A new study has suggested that vitamin D supplements may lower the risk of serious cardiovascular events such as heart attacks in older adults.
Cardiovascular disease is one of the main causes of death globally.
While the functions of vitamin D include the protection of bones and muscles, research into its effects on heart and circulatory health has been less conclusive.
In the study, published in the peer-reviewed journal The BMJ on June 28, experts at the QIMR Berghofer medical research institute in Queensland suggest that taking vitamin D in your 60s could reduce the chances of a heart attack.
The trial — said to be the largest of its kind — involved 21,315 Australians, aged between 60-84.
About half of the group took 60,000 IUs of vitamin D each month in supplement form, while the other half received a placebo orally for up to five years.

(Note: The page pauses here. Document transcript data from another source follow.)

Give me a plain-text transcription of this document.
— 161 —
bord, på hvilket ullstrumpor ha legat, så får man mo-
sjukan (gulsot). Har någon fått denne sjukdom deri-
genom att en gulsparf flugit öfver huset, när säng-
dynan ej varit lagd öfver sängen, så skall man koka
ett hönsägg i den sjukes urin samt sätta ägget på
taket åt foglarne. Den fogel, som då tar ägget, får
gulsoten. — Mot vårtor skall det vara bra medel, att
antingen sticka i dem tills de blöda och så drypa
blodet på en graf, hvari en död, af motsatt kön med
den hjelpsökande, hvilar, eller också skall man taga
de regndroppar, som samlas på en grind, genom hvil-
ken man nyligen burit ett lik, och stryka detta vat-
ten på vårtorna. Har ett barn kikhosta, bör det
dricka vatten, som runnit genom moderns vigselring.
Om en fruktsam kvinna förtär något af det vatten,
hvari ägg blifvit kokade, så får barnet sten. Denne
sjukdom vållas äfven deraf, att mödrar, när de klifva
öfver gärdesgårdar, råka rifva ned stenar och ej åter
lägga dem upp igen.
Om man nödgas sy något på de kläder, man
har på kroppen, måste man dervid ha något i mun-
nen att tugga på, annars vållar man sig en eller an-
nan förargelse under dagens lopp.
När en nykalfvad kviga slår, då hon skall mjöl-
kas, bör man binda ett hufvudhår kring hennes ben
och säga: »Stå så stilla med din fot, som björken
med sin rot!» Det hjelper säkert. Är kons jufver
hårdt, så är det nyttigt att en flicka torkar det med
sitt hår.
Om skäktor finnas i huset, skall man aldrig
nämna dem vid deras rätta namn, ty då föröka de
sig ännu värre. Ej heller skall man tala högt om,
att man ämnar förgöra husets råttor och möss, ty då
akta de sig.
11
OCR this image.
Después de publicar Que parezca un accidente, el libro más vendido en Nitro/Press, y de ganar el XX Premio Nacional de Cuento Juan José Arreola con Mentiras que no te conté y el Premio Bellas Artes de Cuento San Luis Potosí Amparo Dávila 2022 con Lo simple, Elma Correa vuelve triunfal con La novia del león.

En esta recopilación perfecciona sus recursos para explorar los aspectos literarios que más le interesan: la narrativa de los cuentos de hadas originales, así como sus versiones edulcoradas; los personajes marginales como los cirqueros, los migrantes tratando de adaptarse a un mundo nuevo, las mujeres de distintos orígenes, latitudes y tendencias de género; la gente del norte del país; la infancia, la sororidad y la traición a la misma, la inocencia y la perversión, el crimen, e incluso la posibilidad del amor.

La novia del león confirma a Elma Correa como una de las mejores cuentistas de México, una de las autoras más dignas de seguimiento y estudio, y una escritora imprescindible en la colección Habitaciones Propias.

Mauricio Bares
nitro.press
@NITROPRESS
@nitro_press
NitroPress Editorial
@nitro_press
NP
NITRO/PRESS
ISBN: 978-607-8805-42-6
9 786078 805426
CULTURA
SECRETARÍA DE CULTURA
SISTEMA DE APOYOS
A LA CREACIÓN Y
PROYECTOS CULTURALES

Researchers examined data on cardiovascular events, including heart attacks, strokes, and coronary revascularisation.
During the trial — which was monitored between 2014 and 2020 — 1,336 people experienced a major cardiovascular event; with 6.6 per cent in the placebo group and 6 per cent in the vitamin D group.
The researchers discovered that the rate of major cardiovascular events was 9 per cent lower in the vitamin D group compared with the placebo group — equivalent to 5.8 fewer events per 1,000 participants.
The rate of heart attack was 19% lower in the vitamin D group while there was no difference in stroke risk between the two groups.
Overall, the researchers calculate that 172 people would need to take monthly vitamin D supplements to prevent one major cardiovascular event.
The experts suggest the figure could improve if it was applied to other populations, such as people who are vitamin D deficient.
They also suggest more trials are needed to “evaluate the role of vitamin D supplementation, particularly in people taking drugs for prevention or treatment of cardiovascular disease”.
“These findings indicate that vitamin D supplementation might reduce the incidence of major cardiovascular events,” the authors wrote.
“The effect was stronger in people who were taking medications to treat cardiovascular conditions such as high blood pressure or high cholesterol.
“People who are not vitamin D deficient should be aware that the evidence that more vitamin D is beneficial for heart health benefits is suggestive but not conclusive.
“These findings could prompt further evaluation of the role of vitamin D supplementation, particularly in people taking drugs for prevention or treatment of cardiovascular disease.”
Vitamin D is a type of vitamin that the human body gets from both diets and produces when exposed to sunlight.
It helps regulate the amount of calcium and phosphate in the body, which are nutrients needed to keep bones, teeth, and muscles healthy.